Das klingt alles sehr nach Schleichwerbung...


----------



## Advertising_Guy (28. September 2008)

Ich mache keine Schleichwerbung, ich mache offensichtliche Werbung für den Laden ;-).

Na vielleicht sollten wir uns dann einfach mal treffen und zusammen die Filiale am Friedrich-Ebert-Damm besuchen. Was soll ich in Harburg, wenn ich in Hamburg wohne?

Die Unterschiedlichen Preise Internet/Laden sind nicht wirklich nachvollziehbar. Kostet bei Mercedes ein Wagen online weniger, als im Laden? Die Webseite führt die gleichen Waren, die zu gleichen Konditionen eingekauft wurden. Ob ich sie mir nun selbst aus dem Regal nehmen oder ein 400 Euro Jobber nimmst sie aus dem Regal und packt sie in ein Paket macht keinen großen Unterschied. Lagerkosten, Mitarbeiter, Logistik etc.  "Eine Webseite kostet weniger als ein Laden" ist leider kein Argument und erklären nicht Preisunterschiede von 4,90  und 29,90. Wobei ich immer noch denke, dass es sich mal wieder um einen Fehler in der Preisauszeichnung gehandelt hat. Oder kostet eine Sattelstütze der Eigenmarke wirklich soviel? Wenn es online bei BOC schon Markenteile für 30,- gibt.

Aber warum im Laden vier Monate alte Prospekte mit alten Preisen ausliegen, verstehe ich nicht. Und warum ein Werkzeug im Regal 6,99 an der Kasse 4,99 und auf der Aktionsfläche 7,99 kostet, DAS versteht nicht mal der Verkäufer im Laden.

Mag sein dass es in Harburg oder Altona anders ist. Ein Laden ist nur so gut, wie sein Personal. Aber Friedrich-Ebert Damm ist wirklich schlecht, was den Service angeht. Und da bin ich leider nicht alleine mit der Meinung, wenn man sich umhört.
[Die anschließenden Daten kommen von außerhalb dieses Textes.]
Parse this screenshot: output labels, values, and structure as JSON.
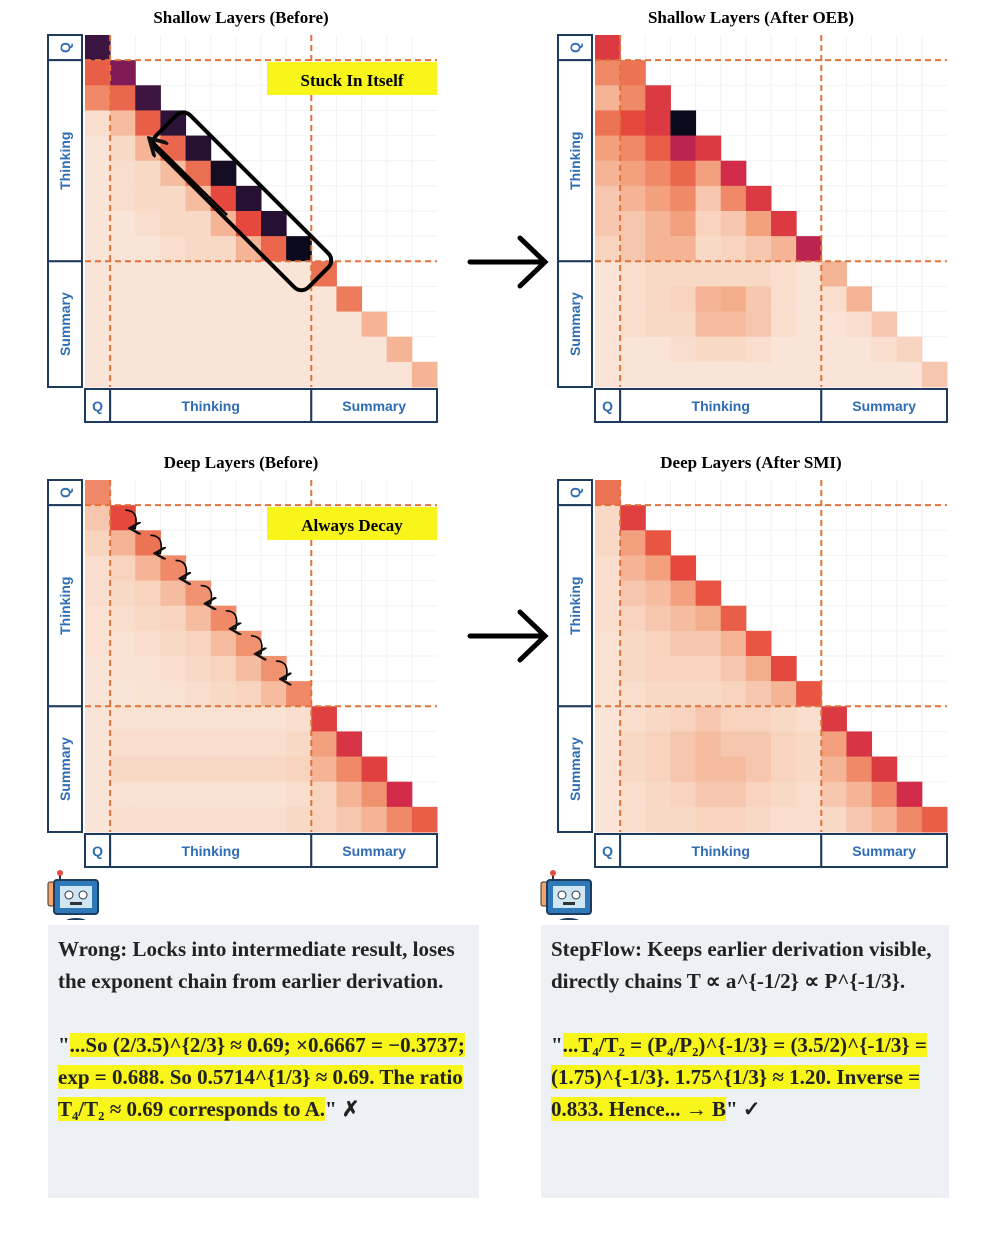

Ich habe mir die Preise leider nicht ausgedacht. Ich hab auch absolut nichts dagegen Fahrrad Nielandt hatte den gleichen Preis und ich wollte mein Rad ja auch bei BOC abgeben, hätte ich nicht zufällig eine schnellere Alternative gefunden. Wobei der Preis bei BOC ein Schätzpreis war. Mein Rad mal reinschieben, damit man es sich genauer anschauen kann, dafür war keine Zeit, obwohl fünf Leute in der Werkstatt standen und im Laden keine weiteren Kunden waren.


----------



## John Rico (28. September 2008)

AndreZ. schrieb:


> Das klingt alles sehr nach Schleichwerbung...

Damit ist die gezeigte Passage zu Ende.